QUEBEC - Le gouvernement a déposé mercredi un projet de loi pour permettre aux entreprises de renflouer le régime de retraite de leurs employés sur une plus longue période.
Le ministre de l'Emploi, Sam Hamad, a affirmé que les modifications proposées autoriseraient l'amortissement des déficits de solvabilité sur une période de 10 ans, soit deux fois plus qu'actuellement.
Le projet de loi prévoit aussi que la Régie des rentes du Québec (RRQ) prenne désormais en charge la gestion des régimes de retraite dans le cas de faillites d'entreprises.
Par ces mesures, qui seront accessibles temporairement durant une période de trois ans, le gouvernement souhaite que les entreprises puissent passer plus facilement à travers la crise financière.
"Notre objectif, c'est d'abord: protéger les emplois, protéger les travailleurs, travailler aussi pour les intérêts des retraités et, bien sûr, aider les entreprises à avoir plus de liquidités, a déclaré M. Hamad lors d'une conférence de presse.

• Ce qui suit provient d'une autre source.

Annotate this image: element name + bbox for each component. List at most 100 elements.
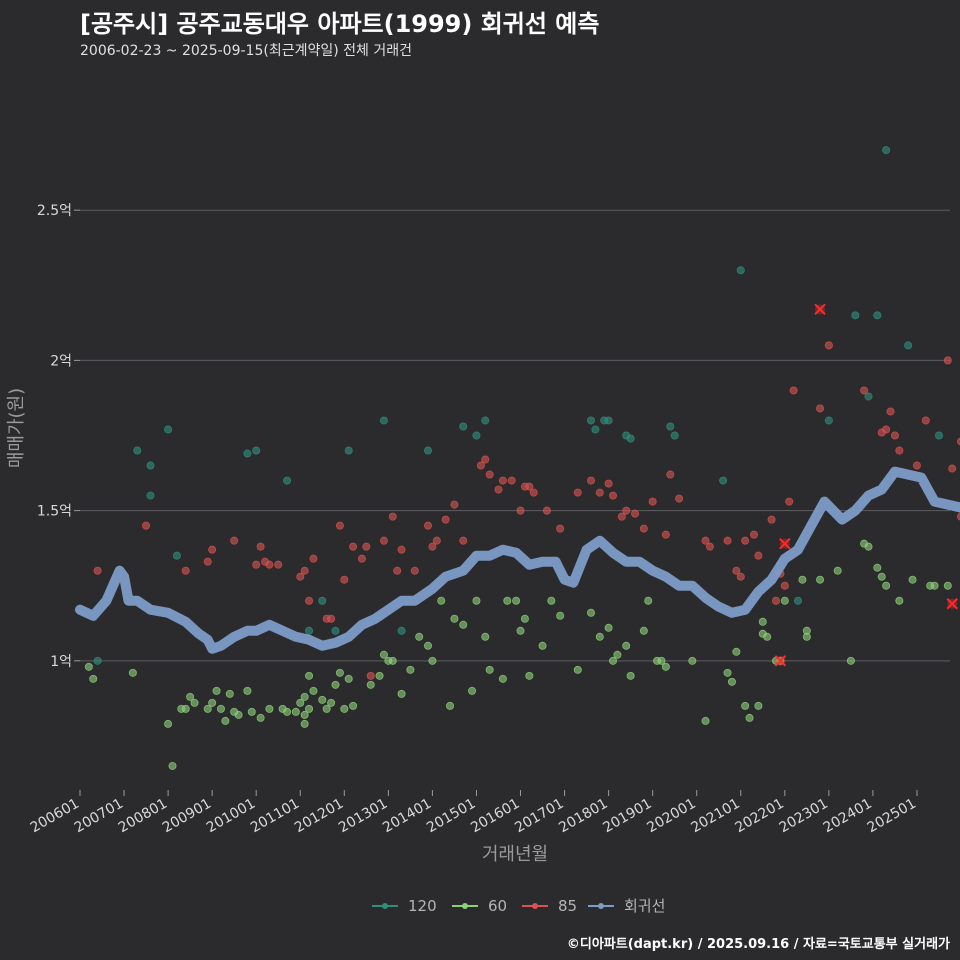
data-point-60 xyxy=(168,761,177,770)
data-point-60 xyxy=(763,632,772,641)
data-point-60 xyxy=(816,575,825,584)
data-point-85 xyxy=(948,464,957,473)
data-point-60 xyxy=(877,572,886,581)
x-tick-label: 200801 xyxy=(116,796,170,837)
data-point-60 xyxy=(327,698,336,707)
data-point-120 xyxy=(172,551,181,560)
data-point-120 xyxy=(252,446,261,455)
data-point-85 xyxy=(754,551,763,560)
data-point-85 xyxy=(723,536,732,545)
data-point-85 xyxy=(736,572,745,581)
data-point-85 xyxy=(516,506,525,515)
legend-item: 60 xyxy=(452,897,507,915)
data-point-60 xyxy=(300,719,309,728)
data-point-85 xyxy=(921,416,930,425)
data-point-85 xyxy=(252,560,261,569)
data-point-85 xyxy=(886,407,895,416)
data-point-85 xyxy=(617,512,626,521)
data-point-85 xyxy=(93,566,102,575)
data-point-85 xyxy=(476,461,485,470)
highlight-cross xyxy=(779,537,791,550)
legend-dot xyxy=(462,903,468,909)
data-point-120 xyxy=(591,425,600,434)
data-point-85 xyxy=(265,560,274,569)
data-point-85 xyxy=(648,497,657,506)
x-axis-label: 거래년월 xyxy=(482,844,548,865)
data-point-85 xyxy=(340,575,349,584)
data-point-120 xyxy=(146,461,155,470)
data-points xyxy=(84,146,960,770)
data-point-60 xyxy=(657,656,666,665)
data-point-60 xyxy=(595,632,604,641)
data-point-85 xyxy=(450,500,459,509)
data-point-60 xyxy=(468,686,477,695)
data-point-60 xyxy=(265,704,274,713)
data-point-120 xyxy=(904,341,913,350)
highlight-markers xyxy=(774,303,958,667)
data-point-60 xyxy=(397,689,406,698)
data-point-60 xyxy=(203,704,212,713)
data-point-120 xyxy=(305,626,314,635)
data-point-85 xyxy=(741,536,750,545)
data-point-60 xyxy=(186,692,195,701)
data-point-60 xyxy=(243,686,252,695)
data-point-85 xyxy=(609,491,618,500)
data-point-85 xyxy=(767,515,776,524)
data-point-60 xyxy=(335,668,344,677)
data-point-85 xyxy=(397,545,406,554)
data-point-120 xyxy=(604,416,613,425)
data-point-60 xyxy=(89,674,98,683)
data-point-120 xyxy=(481,416,490,425)
data-point-60 xyxy=(309,686,318,695)
y-axis-label: 매매가(원) xyxy=(6,388,27,468)
data-point-85 xyxy=(498,476,507,485)
data-point-60 xyxy=(375,671,384,680)
data-point-85 xyxy=(529,488,538,497)
data-point-85 xyxy=(349,542,358,551)
data-point-60 xyxy=(437,596,446,605)
regression-line xyxy=(75,466,960,654)
data-point-60 xyxy=(164,719,173,728)
x-tick-label: 201301 xyxy=(336,796,390,837)
y-tick-label: 2억 xyxy=(50,353,72,369)
data-point-60 xyxy=(283,707,292,716)
highlight-marker xyxy=(946,598,958,610)
data-point-60 xyxy=(688,656,697,665)
legend-label: 60 xyxy=(488,897,507,915)
data-point-85 xyxy=(912,461,921,470)
data-point-60 xyxy=(798,575,807,584)
data-point-60 xyxy=(882,581,891,590)
data-point-85 xyxy=(816,404,825,413)
data-point-60 xyxy=(780,596,789,605)
y-axis-ticks: 1억 1.5억 2억 2.5억 xyxy=(37,203,80,670)
data-point-85 xyxy=(203,557,212,566)
data-point-120 xyxy=(719,476,728,485)
data-point-85 xyxy=(432,536,441,545)
data-point-120 xyxy=(146,491,155,500)
data-point-60 xyxy=(503,596,512,605)
legend-label: 회귀선 xyxy=(624,897,665,915)
data-point-85 xyxy=(388,512,397,521)
data-point-85 xyxy=(732,566,741,575)
data-point-60 xyxy=(485,665,494,674)
data-point-85 xyxy=(957,437,960,446)
legend-item: 회귀선 xyxy=(588,897,665,915)
x-tick-label: 201001 xyxy=(204,796,258,837)
data-point-60 xyxy=(639,626,648,635)
data-point-85 xyxy=(459,536,468,545)
data-point-60 xyxy=(586,608,595,617)
data-point-60 xyxy=(446,701,455,710)
data-point-85 xyxy=(256,542,265,551)
data-point-60 xyxy=(604,623,613,632)
x-tick-label: 202501 xyxy=(865,796,919,837)
x-axis-ticks: 2006012007012008012009012010012011012012… xyxy=(28,790,919,836)
data-point-85 xyxy=(895,446,904,455)
data-point-85 xyxy=(481,455,490,464)
legend-dot xyxy=(382,903,388,909)
data-point-60 xyxy=(873,563,882,572)
data-point-60 xyxy=(498,674,507,683)
x-tick-label: 202201 xyxy=(733,796,787,837)
data-point-60 xyxy=(322,704,331,713)
data-point-60 xyxy=(525,671,534,680)
data-point-120 xyxy=(586,416,595,425)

Et permettre aux entreprises d'investir dans les endroits ou avoir des investissements pour avoir la pérennité des entreprises et maintenir le positionnement de nos entreprises au Québec."
Actuellement, le niveau de provisionnement des 950 régimes de retraite à prestations déterminées est de 70 pour cent, alors que la loi les oblige à atteindre un taux de 100 pour cent.
Le texte modifierait la loi pour permettre aux compagnies d'atteindre cet objectif sur 10 ans plutôt que cinq.
Cette législation, qui est l'une des pièces de résistance des séances parlementaires extraordinaires réclamées par le gouvernement, a été accueillie favorablement par les syndicats et les employeurs, dont les représentants accompagnaient M. Hamad.
Daniel Audet, premier vice-président du Conseil du patronat du Québec, a affirmé que 90 pour cent des régimes de retraite privés présentaient un déficit de solvabilité au 31 décembre 2008.
Selon le CPQ, le projet de loi donnera un peu de répit aux entreprises.
"Il faut quand même admettre qu'il faut prendre des mesures exceptionnelles à des maux qui sont exceptionnels, et je pense que c'est ce qu'on a fait avec ce projet de loi-là", a-t-il dit.
La présidente de la Confédération des syndicats nationaux, Claudette Carbonneau, a souligné le caractère novateur de ce projet de loi, qui devrait être adopté à l'unanimité jeudi.
"Pour la première fois, les retraités d'une entreprise confrontée à une faillite alors que leur fonds de pension est déficitaire ne seront plus abandonnés à leur propre sort", a-t-elle dit.
A la demande d'un retraité d'une entreprise ayant fait faillite, la RRQ se chargera, pendant cinq ans, de la gestion des actifs de son régime à prestations déterminées et lui versera la rente à laquelle il a droit.
Le montant qu'il recevra pourra toutefois être amputé, dans le cas d'un régime dont le taux de provisionnement n'est pas de 100 pour cent, a indiqué M. Hamad.
Ainsi, un taux de provisionnement du régime à 75 pour cent donnera droit à une prestation équivalente à 75 pour cent de ce qui avait été garanti par le régime de retraite à ses cotisants.
Toutefois, dans la mesure où la RRQ réalise des gains en gérant les fonds confiés par les retraités, l'agence gouvernementale pourra bonifier sa prestation.
"On prend un régime qui fait faillite, il a un degré de solvabilité à 75 pour cent, a expliqué M. Hamad. On va garantir la situation telle qu'elle est maintenant, pendant cinq ans, et toute l'amélioration de ce régime-là va être au bénéfice des retraités."
Le premier ministre Jean Charest a affirmé mercredi que le projet de loi devrait être adopté à l'unanimité, jeudi, par l'Assemblée nationale.
"On va adopter cette loi, si tout va bien, unanimement à l'Assemblée nationale", a-t-il dit lors d'un point de presse au sujet de la rencontre fédérale-provinciale de vendredi.